It was an evening of money and music.
Which isn’t terribly surprising when media mogul Haim Saban is your host. For one, he’s listed as a Forbes billionaire, but lesser known is his passion for music: In 1966, he played bass in an Israeli rock band, The Lions of Judah, and after that, he made his first fortune composing scores for television cartoons.
So it wasn’t altogether unexpected that by combining his business acumen with his predilection for music that Saban was able to raise almost $9 million for the Friends of the Israel Defense Forces western regional chapter during last night’s gala dinner in Century City: First achieve your goal, then reward your team.
The event, hosted for the fourth consecutive year by Saban and his wife, Cheryl, was a lesson in how to throw a party. There was the astonishing entertainment (Andrea Bocelli), the better-than-average food (smoked salmon salad), and syrupy videos of IDF soldiers designed to tug at the heartstrings. All of which proved that no one else in the Los Angeles Jewish community is quite as deft at enticing others to take up a cause than the Sabans.
“At the conclusion of Hanukkah, we remember how the Maccabees triumphed in the face of odds,” Haim said while addressing the crowd. “Let’s not forget that the Jewish people overcame the Syrian-Greeks, the Roman empire, the Spanish Inquisition, the Russian pogroms, the Holocaust. We are a resilient people, a strong people, a successful people.” And with a defiant voice, as if he were speaking directly to Israel’s enemies, he said: “We are here to stay and stay forever.”
And nothing ensures a place at the table like a whole lot of money. If there’s anything Saban knows well, it’s business—and a friendly challenge to his comrades went a long way last night when he kicked off a kind of bidding war that brought the fundraiser’s total from an initial $2.5 million to $8,750,000.
“On the way in, Cheryl said to me, ‘I think we should match what we raise tonight,’” Saban told 1,000 dinner guests from the podium. “I said, ‘You’re the boss.’”
The “unprecedented sum” of $2.5 million—which, until that moment had been the highest amount raised during the Sabans’ tenure as chairs—became $5 million.
“Seinfeld” star Jason Alexander, who struck the perfect pitch as the evening’s emcee quipped, “This is better than my temple building fund.”
With pep and wit, Alexander prompted the crowd to follow Saban’s lead, gushing over Saban’s good looks and feigning romantic interest for laughs. “Who wants to become the second most attractive man in the room?”
With that, Leo David, a former Israeli soldier himself and the founder of the FIDF western regional branch, stood up and pledged $1 million.
“Mr.
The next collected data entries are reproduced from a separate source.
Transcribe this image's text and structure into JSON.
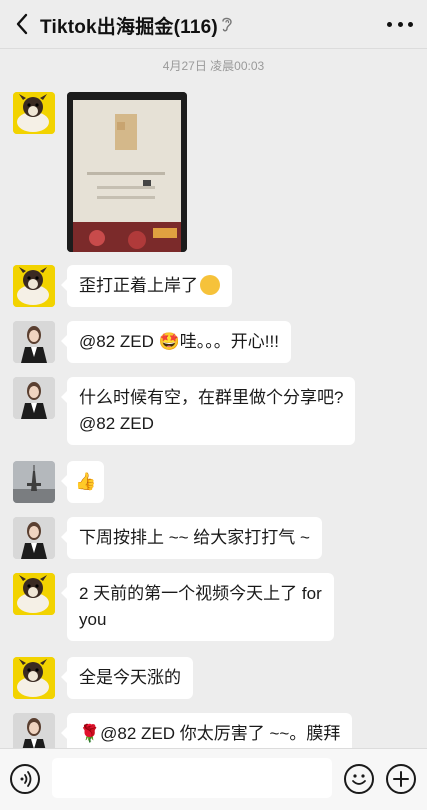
{
  "header": {
    "title": "Tiktok出海掘金(116)"
  },
  "timestamp": "4月27日 凌晨00:03",
  "messages": [
    {
      "type": "image"
    },
    {
      "text": "歪打正着上岸了"
    },
    {
      "text": "@82 ZED 🤩哇。。。开心!!!"
    },
    {
      "line1": "什么时候有空，在群里做个分享吧?",
      "line2": "@82 ZED"
    },
    {
      "text": "👍"
    },
    {
      "text": "下周按排上 ~~ 给大家打打气 ~"
    },
    {
      "line1": "2 天前的第一个视频今天上了 for",
      "line2": "you"
    },
    {
      "text": "全是今天涨的"
    },
    {
      "text": "🌹@82 ZED 你太厉害了 ~~。膜拜"
    }
  ],
  "icons": {
    "back": "chevron-left-icon",
    "ear": "ear-icon",
    "more": "more-icon",
    "voice": "voice-icon",
    "emoji": "emoji-icon",
    "plus": "plus-icon"
  }
}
Leo David just became more handsome than Haim Saban,” Alexander said.
Next, Paul Guerin, the president of the west coast FIDF chapter, pledged $1 million and after that, the floodgates opened…
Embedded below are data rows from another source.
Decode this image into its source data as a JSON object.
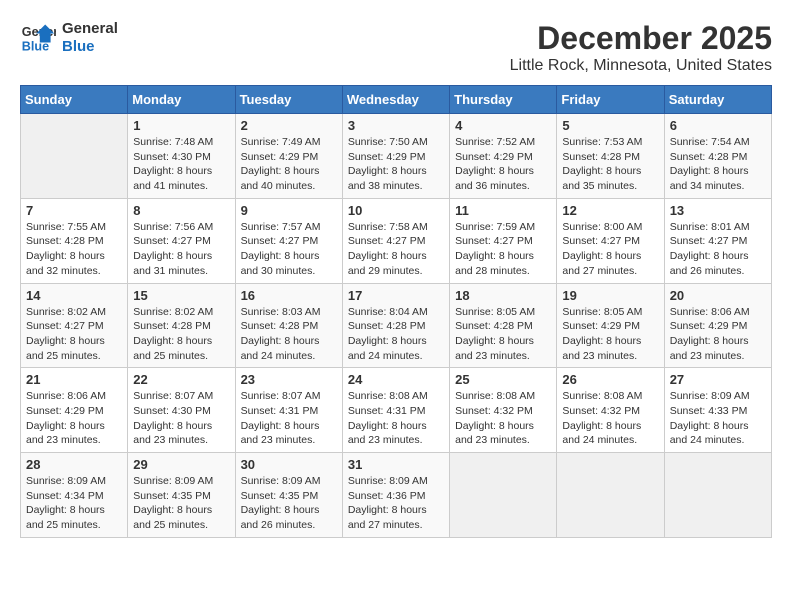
{
  "logo": {
    "line1": "General",
    "line2": "Blue"
  },
  "title": "December 2025",
  "subtitle": "Little Rock, Minnesota, United States",
  "weekdays": [
    "Sunday",
    "Monday",
    "Tuesday",
    "Wednesday",
    "Thursday",
    "Friday",
    "Saturday"
  ],
  "weeks": [
    [
      {
        "day": "",
        "info": ""
      },
      {
        "day": "1",
        "info": "Sunrise: 7:48 AM\nSunset: 4:30 PM\nDaylight: 8 hours\nand 41 minutes."
      },
      {
        "day": "2",
        "info": "Sunrise: 7:49 AM\nSunset: 4:29 PM\nDaylight: 8 hours\nand 40 minutes."
      },
      {
        "day": "3",
        "info": "Sunrise: 7:50 AM\nSunset: 4:29 PM\nDaylight: 8 hours\nand 38 minutes."
      },
      {
        "day": "4",
        "info": "Sunrise: 7:52 AM\nSunset: 4:29 PM\nDaylight: 8 hours\nand 36 minutes."
      },
      {
        "day": "5",
        "info": "Sunrise: 7:53 AM\nSunset: 4:28 PM\nDaylight: 8 hours\nand 35 minutes."
      },
      {
        "day": "6",
        "info": "Sunrise: 7:54 AM\nSunset: 4:28 PM\nDaylight: 8 hours\nand 34 minutes."
      }
    ],
    [
      {
        "day": "7",
        "info": "Sunrise: 7:55 AM\nSunset: 4:28 PM\nDaylight: 8 hours\nand 32 minutes."
      },
      {
        "day": "8",
        "info": "Sunrise: 7:56 AM\nSunset: 4:27 PM\nDaylight: 8 hours\nand 31 minutes."
      },
      {
        "day": "9",
        "info": "Sunrise: 7:57 AM\nSunset: 4:27 PM\nDaylight: 8 hours\nand 30 minutes."
      },
      {
        "day": "10",
        "info": "Sunrise: 7:58 AM\nSunset: 4:27 PM\nDaylight: 8 hours\nand 29 minutes."
      },
      {
        "day": "11",
        "info": "Sunrise: 7:59 AM\nSunset: 4:27 PM\nDaylight: 8 hours\nand 28 minutes."
      },
      {
        "day": "12",
        "info": "Sunrise: 8:00 AM\nSunset: 4:27 PM\nDaylight: 8 hours\nand 27 minutes."
      },
      {
        "day": "13",
        "info": "Sunrise: 8:01 AM\nSunset: 4:27 PM\nDaylight: 8 hours\nand 26 minutes."
      }
    ],
    [
      {
        "day": "14",
        "info": "Sunrise: 8:02 AM\nSunset: 4:27 PM\nDaylight: 8 hours\nand 25 minutes."
      },
      {
        "day": "15",
        "info": "Sunrise: 8:02 AM\nSunset: 4:28 PM\nDaylight: 8 hours\nand 25 minutes."
      },
      {
        "day": "16",
        "info": "Sunrise: 8:03 AM\nSunset: 4:28 PM\nDaylight: 8 hours\nand 24 minutes."
      },
      {
        "day": "17",
        "info": "Sunrise: 8:04 AM\nSunset: 4:28 PM\nDaylight: 8 hours\nand 24 minutes."
      },
      {
        "day": "18",
        "info": "Sunrise: 8:05 AM\nSunset: 4:28 PM\nDaylight: 8 hours\nand 23 minutes."
      },
      {
        "day": "19",
        "info": "Sunrise: 8:05 AM\nSunset: 4:29 PM\nDaylight: 8 hours\nand 23 minutes."
      },
      {
        "day": "20",
        "info": "Sunrise: 8:06 AM\nSunset: 4:29 PM\nDaylight: 8 hours\nand 23 minutes."
      }
    ],
    [
      {
        "day": "21",
        "info": "Sunrise: 8:06 AM\nSunset: 4:29 PM\nDaylight: 8 hours\nand 23 minutes."
      },
      {
        "day": "22",
        "info": "Sunrise: 8:07 AM\nSunset: 4:30 PM\nDaylight: 8 hours\nand 23 minutes."
      },
      {
        "day": "23",
        "info": "Sunrise: 8:07 AM\nSunset: 4:31 PM\nDaylight: 8 hours\nand 23 minutes."
      },
      {
        "day": "24",
        "info": "Sunrise: 8:08 AM\nSunset: 4:31 PM\nDaylight: 8 hours\nand 23 minutes."
      },
      {
        "day": "25",
        "info": "Sunrise: 8:08 AM\nSunset: 4:32 PM\nDaylight: 8 hours\nand 23 minutes."
      },
      {
        "day": "26",
        "info": "Sunrise: 8:08 AM\nSunset: 4:32 PM\nDaylight: 8 hours\nand 24 minutes."
      },
      {
        "day": "27",
        "info": "Sunrise: 8:09 AM\nSunset: 4:33 PM\nDaylight: 8 hours\nand 24 minutes."
      }
    ],
    [
      {
        "day": "28",
        "info": "Sunrise: 8:09 AM\nSunset: 4:34 PM\nDaylight: 8 hours\nand 25 minutes."
      },
      {
        "day": "29",
        "info": "Sunrise: 8:09 AM\nSunset: 4:35 PM\nDaylight: 8 hours\nand 25 minutes."
      },
      {
        "day": "30",
        "info": "Sunrise: 8:09 AM\nSunset: 4:35 PM\nDaylight: 8 hours\nand 26 minutes."
      },
      {
        "day": "31",
        "info": "Sunrise: 8:09 AM\nSunset: 4:36 PM\nDaylight: 8 hours\nand 27 minutes."
      },
      {
        "day": "",
        "info": ""
      },
      {
        "day": "",
        "info": ""
      },
      {
        "day": "",
        "info": ""
      }
    ]
  ]
}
FIDF western regional director Miri Nash, dressed sharply in a black cocktail dress that accented her long blonde hair, began dashing around the room with a microphone in hand, tossing it off to anyone who wanted to pledge more for the pot. A 17-year-old named Dominic pledged $1,000; another family gave $18,000 on behalf of the Persian synagogue Nessah; yet another family promised $100,000; and on and on until the final major gifts—$500,000 from Guess jeans founder Paul Marciano and $1 million more from his brother, Maurice—concluded an exceptionally energizing and effective philanthropic ploy.
Even at four times the amount expected, Alexander pressed on: “If anybody else would like to become attractive… God will write you into the book; you don’t even have to go to high holidays next year.”
The intensity escalated even further when David Foster, the 16-time Grammy winning artist took over the mic and the piano for the musical portion of the evening. Surprisingly boisterous and funny, Foster invited American Idol runner-up Katherine McPhee to perform her rendition of “Somewhere Over the Rainbow” before introducing “the best singer in the entire world”—Andrea Bocelli—to come on stage for a 6-piece program that included hits “The Prayer” and “Time to Say Goodbye.”
But the most tender part of the night was when 9-year-old piano prodigy Ethan Bortnick took the stage to perform Mozart and turned towards the IDF soldiers sitting in the front row, gushing: “You guys are my new heroes.”